In the late afternoon I ended up at Tri-Seas Point (I don't remember if that's it's actual name, but it's labelled something like that on the tourist map), and perched myself on the wall to watch the waves break on the rocks and the jolly Indian tourists playing in the water.
A group of young lads occupied the space next to me. I could hear some hushed conversation sprinkled with English, "what is your name mutter mutter what country mutter mutter" and so on. Eventually the boy nearest me asked my name. He spoke quietly, so at first I assumed it was part of the ongoing discussion. Then he asked again, and I looked round. The boy who spoke was striking-looking, with chocolat-noir skin, high cheekbones and intense dark eyes. The four were all 16 years old ("tenth standard," Preethan told me), all wearing lunghis (man-sarongs), and all Christian. The revelation of their religion made me feel uneasy.

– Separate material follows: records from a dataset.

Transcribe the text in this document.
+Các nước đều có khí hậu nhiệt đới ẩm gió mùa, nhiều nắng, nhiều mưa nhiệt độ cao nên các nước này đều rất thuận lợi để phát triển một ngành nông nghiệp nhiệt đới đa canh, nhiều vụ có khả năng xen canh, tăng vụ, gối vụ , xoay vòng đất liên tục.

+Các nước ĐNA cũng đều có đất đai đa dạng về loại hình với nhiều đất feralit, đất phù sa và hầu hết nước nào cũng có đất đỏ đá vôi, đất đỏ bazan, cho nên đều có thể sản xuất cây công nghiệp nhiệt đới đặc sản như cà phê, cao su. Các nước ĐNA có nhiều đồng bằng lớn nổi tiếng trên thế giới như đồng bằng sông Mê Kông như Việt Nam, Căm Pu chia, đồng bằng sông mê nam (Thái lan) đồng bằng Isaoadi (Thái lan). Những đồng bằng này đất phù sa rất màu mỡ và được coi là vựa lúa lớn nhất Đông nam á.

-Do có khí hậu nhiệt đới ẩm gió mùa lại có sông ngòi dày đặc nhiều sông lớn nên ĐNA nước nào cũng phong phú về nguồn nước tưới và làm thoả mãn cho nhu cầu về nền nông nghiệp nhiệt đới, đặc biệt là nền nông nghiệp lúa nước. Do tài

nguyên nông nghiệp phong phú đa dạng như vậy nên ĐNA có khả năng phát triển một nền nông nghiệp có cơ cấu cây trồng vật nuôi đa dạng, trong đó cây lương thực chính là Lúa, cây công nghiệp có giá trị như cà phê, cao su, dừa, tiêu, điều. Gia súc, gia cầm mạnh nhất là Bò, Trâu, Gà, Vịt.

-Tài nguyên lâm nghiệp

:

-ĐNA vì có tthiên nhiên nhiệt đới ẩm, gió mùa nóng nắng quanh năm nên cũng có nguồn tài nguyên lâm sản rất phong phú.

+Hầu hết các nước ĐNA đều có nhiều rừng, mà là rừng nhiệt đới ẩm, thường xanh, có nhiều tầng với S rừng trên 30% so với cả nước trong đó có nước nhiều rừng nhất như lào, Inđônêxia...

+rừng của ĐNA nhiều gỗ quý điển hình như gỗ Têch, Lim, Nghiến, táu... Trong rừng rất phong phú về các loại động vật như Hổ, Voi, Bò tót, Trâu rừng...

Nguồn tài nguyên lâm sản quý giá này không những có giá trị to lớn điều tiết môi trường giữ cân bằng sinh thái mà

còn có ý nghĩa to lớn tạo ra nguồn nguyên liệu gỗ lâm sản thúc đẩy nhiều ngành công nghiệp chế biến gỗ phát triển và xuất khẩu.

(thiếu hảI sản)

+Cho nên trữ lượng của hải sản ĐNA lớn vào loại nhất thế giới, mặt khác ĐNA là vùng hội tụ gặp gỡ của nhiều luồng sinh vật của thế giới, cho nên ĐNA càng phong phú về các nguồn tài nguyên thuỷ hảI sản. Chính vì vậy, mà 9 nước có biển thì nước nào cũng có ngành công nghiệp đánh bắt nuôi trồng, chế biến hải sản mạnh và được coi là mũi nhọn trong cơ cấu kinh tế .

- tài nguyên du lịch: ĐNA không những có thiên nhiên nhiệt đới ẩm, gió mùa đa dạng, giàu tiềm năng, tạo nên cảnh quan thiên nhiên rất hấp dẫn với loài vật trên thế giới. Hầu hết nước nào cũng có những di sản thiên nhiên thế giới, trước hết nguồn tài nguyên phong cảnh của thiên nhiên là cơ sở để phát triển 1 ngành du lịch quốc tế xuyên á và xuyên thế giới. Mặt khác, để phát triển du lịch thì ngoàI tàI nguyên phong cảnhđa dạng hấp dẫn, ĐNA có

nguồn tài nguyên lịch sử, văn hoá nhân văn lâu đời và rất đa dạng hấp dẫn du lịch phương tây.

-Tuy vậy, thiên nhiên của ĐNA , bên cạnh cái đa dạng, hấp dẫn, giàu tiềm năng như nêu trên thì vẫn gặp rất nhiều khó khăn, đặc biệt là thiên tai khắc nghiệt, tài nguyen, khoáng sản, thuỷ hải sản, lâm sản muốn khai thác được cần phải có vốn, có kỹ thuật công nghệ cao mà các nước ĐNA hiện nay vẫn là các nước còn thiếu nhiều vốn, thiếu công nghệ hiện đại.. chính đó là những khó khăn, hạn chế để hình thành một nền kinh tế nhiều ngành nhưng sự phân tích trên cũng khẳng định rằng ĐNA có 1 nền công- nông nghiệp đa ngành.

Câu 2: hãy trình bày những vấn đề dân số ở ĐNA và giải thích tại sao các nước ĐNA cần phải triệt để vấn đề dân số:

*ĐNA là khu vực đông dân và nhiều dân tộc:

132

It's easy being a nominal Christian in Buddhist Thailand - most of them know about as much about Christianity as the average Brit knows about Buddhism, so they have no expectations and I can wing it. But when someone here says they're Christian, they mean real Christian, and I always feel they're going to think me some kind of fraud if they discover I'm not terribly religious. The other day at the girls' hostel in Chennai I was invited to join the girls for prayer time. Luckily I wasn't expected to be able to chant chapter four verses seven to twenty-three from memory. I fumbled with my borrowed New Testament, sneaking glances around me for a clue to the general location of Hebrews and trying hard not to look like a heathen.
The boys invited me to "your church" (I think they meant "our church"), so of course I said okay. So I trailed after them as they led me quickly through the narrow laneways to the church. We went inside and they looked at me expectantly. Oh no, they're waiting for me to know what to do. I had no clue what I ought to do, so I just gazed around me in what I hoped was a suitably reverential manner. "Pray?" Anish suggested, but I wasn't going to risk getting tripped up in prayer etiquette. I considered saying I'd already prayed, or pleading presbyterianism, or something, but in the end I went with a lame "er, no". I crossed myself with water from the font at the boys' urging (is there a right and wrong way to cross oneself? I probably committed some faux-pas there too - hopefully they'll just take it as a peculiarity of British Christianity), and we left the church and went to somebody's house.
I was given bananas and coffee, and made the baby cry. I get that a lot - babies either stare in rapt fascination, or burst into tears at the sight of this ghostly pale apparition. We sat in the small sitting room for a while, they talked in Tamil around me, Anish flicked through the channels to MTV. I was wondering when and how to leave, until after a while Mishak turned to me and said, "go?". I readily agreed, and the four escorted me back to my hotel. And then I realised that I had again missed the moonrise/sunset that I'd come here to see. Oh well, I'll catch it next year.